We arrived in India at the end of July. In teams of two we facilitated in four different states:  Calicut (Kozhikode) in the state of Kerala, which is on the southwest coast and locally called God’s Own Country for its natural beauty and 44 rivers; Bhubaneswar, a city of about 1,000 temples, in the state of Odisha which borders the Bay of Bengal; Pune, Maharashtra, known as the Oxford of the East due to the presence of several well-known educational institutions; and Lucknow, the capital of Uttar Pradesh, a Mughal gateway boasting the 18th century Bara Imambara shrine and famed throughout India for its food. Our team was grateful for the hospitality shown to us by the teachers’ unions at both the local and state levels.

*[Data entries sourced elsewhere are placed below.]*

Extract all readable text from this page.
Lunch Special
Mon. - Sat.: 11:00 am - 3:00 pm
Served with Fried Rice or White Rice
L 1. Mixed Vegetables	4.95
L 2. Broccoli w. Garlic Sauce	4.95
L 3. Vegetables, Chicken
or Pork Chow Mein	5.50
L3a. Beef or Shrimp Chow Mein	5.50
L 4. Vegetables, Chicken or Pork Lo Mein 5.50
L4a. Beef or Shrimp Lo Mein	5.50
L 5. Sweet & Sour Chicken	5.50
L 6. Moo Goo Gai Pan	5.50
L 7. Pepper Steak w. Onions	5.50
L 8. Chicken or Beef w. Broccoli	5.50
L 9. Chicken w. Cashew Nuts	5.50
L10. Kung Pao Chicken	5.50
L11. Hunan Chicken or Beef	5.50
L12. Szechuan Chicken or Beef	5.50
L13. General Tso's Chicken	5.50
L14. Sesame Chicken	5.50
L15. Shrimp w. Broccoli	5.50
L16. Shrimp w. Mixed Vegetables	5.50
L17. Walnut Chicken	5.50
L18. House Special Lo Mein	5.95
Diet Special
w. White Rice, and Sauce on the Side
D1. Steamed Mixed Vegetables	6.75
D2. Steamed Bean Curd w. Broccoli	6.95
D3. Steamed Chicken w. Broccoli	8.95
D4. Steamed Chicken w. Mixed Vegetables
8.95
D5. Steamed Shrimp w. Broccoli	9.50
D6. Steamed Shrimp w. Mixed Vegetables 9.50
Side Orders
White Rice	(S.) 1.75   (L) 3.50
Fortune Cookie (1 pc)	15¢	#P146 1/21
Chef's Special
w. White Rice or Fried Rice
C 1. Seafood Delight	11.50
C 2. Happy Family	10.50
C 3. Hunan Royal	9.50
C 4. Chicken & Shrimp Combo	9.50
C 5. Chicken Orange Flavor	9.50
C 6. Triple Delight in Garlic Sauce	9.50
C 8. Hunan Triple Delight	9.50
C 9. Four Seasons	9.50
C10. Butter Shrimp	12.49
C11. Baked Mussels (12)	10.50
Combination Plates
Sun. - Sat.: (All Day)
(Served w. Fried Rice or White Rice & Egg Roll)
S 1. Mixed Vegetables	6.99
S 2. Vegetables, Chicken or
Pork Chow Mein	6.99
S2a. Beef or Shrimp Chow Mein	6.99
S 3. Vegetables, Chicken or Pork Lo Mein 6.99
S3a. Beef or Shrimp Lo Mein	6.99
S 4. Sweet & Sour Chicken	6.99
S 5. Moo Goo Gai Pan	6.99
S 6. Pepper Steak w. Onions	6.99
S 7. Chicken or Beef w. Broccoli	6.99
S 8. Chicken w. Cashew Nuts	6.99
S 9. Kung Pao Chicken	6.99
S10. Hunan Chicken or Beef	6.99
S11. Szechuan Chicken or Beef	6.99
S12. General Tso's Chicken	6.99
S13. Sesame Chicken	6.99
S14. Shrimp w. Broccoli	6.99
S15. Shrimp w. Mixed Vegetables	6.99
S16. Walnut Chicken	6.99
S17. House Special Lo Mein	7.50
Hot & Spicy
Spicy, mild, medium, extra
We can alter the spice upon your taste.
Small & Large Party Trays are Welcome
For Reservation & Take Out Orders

The purpose of our workshops was to share student-centred instructional strategies. After opening ceremonies in each state, our team introduced “big ideas” that would be woven into the various strategies presented and modelled throughout the week: gradual release of responsibility, differentiation and formative assessment. Education in India continues to be traditional, relying on the lecture method. Large class sizes are common and teaching materials are limited. Many states have required textbooks and standardized tests each term. This makes student engagement and differentiation challenging. Therefore, teachers are interested in learning ways to make learning hands-on, to use formative assessment to guide their instruction, and create classrooms that help all students grow.

During our workshops, we practiced instructional strategies in a variety of subjects. In math we explored a balanced math lesson format which allows for students to practice math in many hands-on ways, such as playing card games or using manipulatives. For literacy instruction we modelled guided reading using reading strategies, writers’ workshop and a variety of second-language strategies. We also demonstrated an inquiry process that can be applied to science, social studies and other subjects. The teachers in India were excited to try new activities and plan for how they can apply these strategies to the curricula in their classrooms!

Aside from leading workshops, we were welcomed into three schools. It was a joy to be able to interact with students and teachers in the schools, and to get a taste of what life is like in a school in India. The hospitality we were shown was completely overwhelming and an example of how to honour guests who visit our schools in Saskatchewan.

Our team would like to send a huge thank you to all the organizations that collaborated to make this program possible, including the STF, AIPTF, CTF, EI and all of the Indian unions. We would also like to thank the teachers from India who made their long journeys to join us.

Teachers in India face unique challenges and from what we saw in our workshops, these teachers are passionate about finding the best strategies to meet those challenges. Just as the Taj Mahal was not built in one day, educational change takes time and dedicated individuals to see it through. We are honoured to have worked with the teachers in India and look forward to continuing to collaborate as this partnership continues.